Happy Birthday my precious. Three years ago today...your tummy mommy gave birth to perfect, beautiful, precious little you. Whatever circumstances led her to leave you a few days later, we are not sure...but He works all things together for good. You will not stay an orphan. You are so loved. So loved.
A few nights ago, I sat and watched that video of you again. It's never gotten easier. I had my hand over my mouth the entire time. And when you cried on the rocking horse...I cried with you. I refused to look away from the screen. When you laid in your crib sucking your empty Haberman bottle and rubbed your hair...my hand instantly reached out to rub your hair for you. My heart breaks for you my precious.
I cannot wait to look into your eyes and let you see love, hope, security and total peace. All the fear inside of you...will someday go. Love will replace the fear. Perfect Love. He can erase every hurt you've ever felt. He can make your wounded spirit...whole.
Tonight...I wish I was there celebrating you. I wish I was holding your fragile little body in my arms as we sang and danced for your birthday. Today is about you. Me...on the other side of the world...thanking God in Heaven...for you. He makes such beautiful things out of dust. Such beautiful things out of us.

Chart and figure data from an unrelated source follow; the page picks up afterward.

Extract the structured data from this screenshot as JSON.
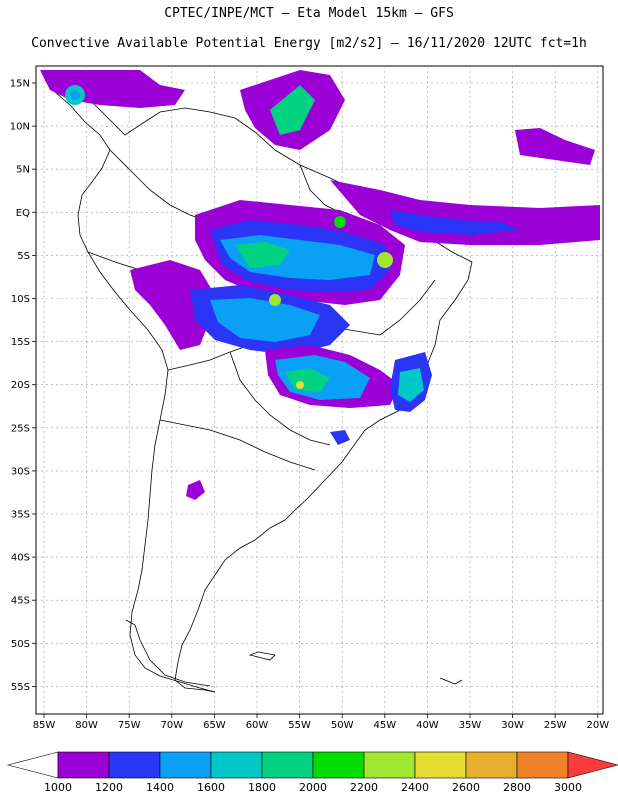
{
  "title_line1": "CPTEC/INPE/MCT –  Eta Model 15km – GFS",
  "title_line2": "Convective Available Potential Energy [m2/s2] – 16/11/2020 12UTC fct=1h",
  "lat_labels": [
    "15N",
    "10N",
    "5N",
    "EQ",
    "5S",
    "10S",
    "15S",
    "20S",
    "25S",
    "30S",
    "35S",
    "40S",
    "45S",
    "50S",
    "55S"
  ],
  "lon_labels": [
    "85W",
    "80W",
    "75W",
    "70W",
    "65W",
    "60W",
    "55W",
    "50W",
    "45W",
    "40W",
    "35W",
    "30W",
    "25W",
    "20W"
  ],
  "colorbar": {
    "labels": [
      "1000",
      "1200",
      "1400",
      "1600",
      "1800",
      "2000",
      "2200",
      "2400",
      "2600",
      "2800",
      "3000"
    ],
    "colors": [
      "#9b00d6",
      "#2a35f5",
      "#0aa0f5",
      "#00c8c8",
      "#00d282",
      "#00dc00",
      "#a0e632",
      "#e6dc32",
      "#e6af2d",
      "#f08228"
    ],
    "over_color": "#fa3c3c",
    "under_color": "#ffffff"
  },
  "legend": {
    "colors": {
      "purple": "#9b00d6",
      "blue": "#2a35f5",
      "lightblue": "#0aa0f5",
      "cyan": "#00c8c8",
      "teal": "#00d282",
      "green": "#00dc00",
      "lime": "#a0e632",
      "yellow": "#e6dc32"
    }
  }
}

Taizi. You are our crown prince. Your name means so much and says so much about who you really are. Not who your little heart things you are. Not who your wounded spirit fears you are. Not who the masses around you...assume you are. Who you really are. You are created by a God who has known every day. Every moment. Never has a tear fallen without your Father in Heaven...counting them. Zion said today that it's pretty amazing that God knows how many hairs we have on our heads. Then he paused and said "that's really amazing because that means He knows everything about us doesn't it?"
I dream...really truly dream...of holding your little body close to mine. I'm praying for your heart. That God will prepare your heart for the abundance of love it's about to receive.
Happy birthday my precious. This is your last birthday without a forever mommy and daddy to whisper in your ear just how perfect and special you are. We are counting down the days to you.
(we were mistaken...his birthday was June 26. We had a mixup with Zihao's bday so that created the confusion). We sent a birthday cake and package from Red Thread China and are told to expect pictures and we can't wait.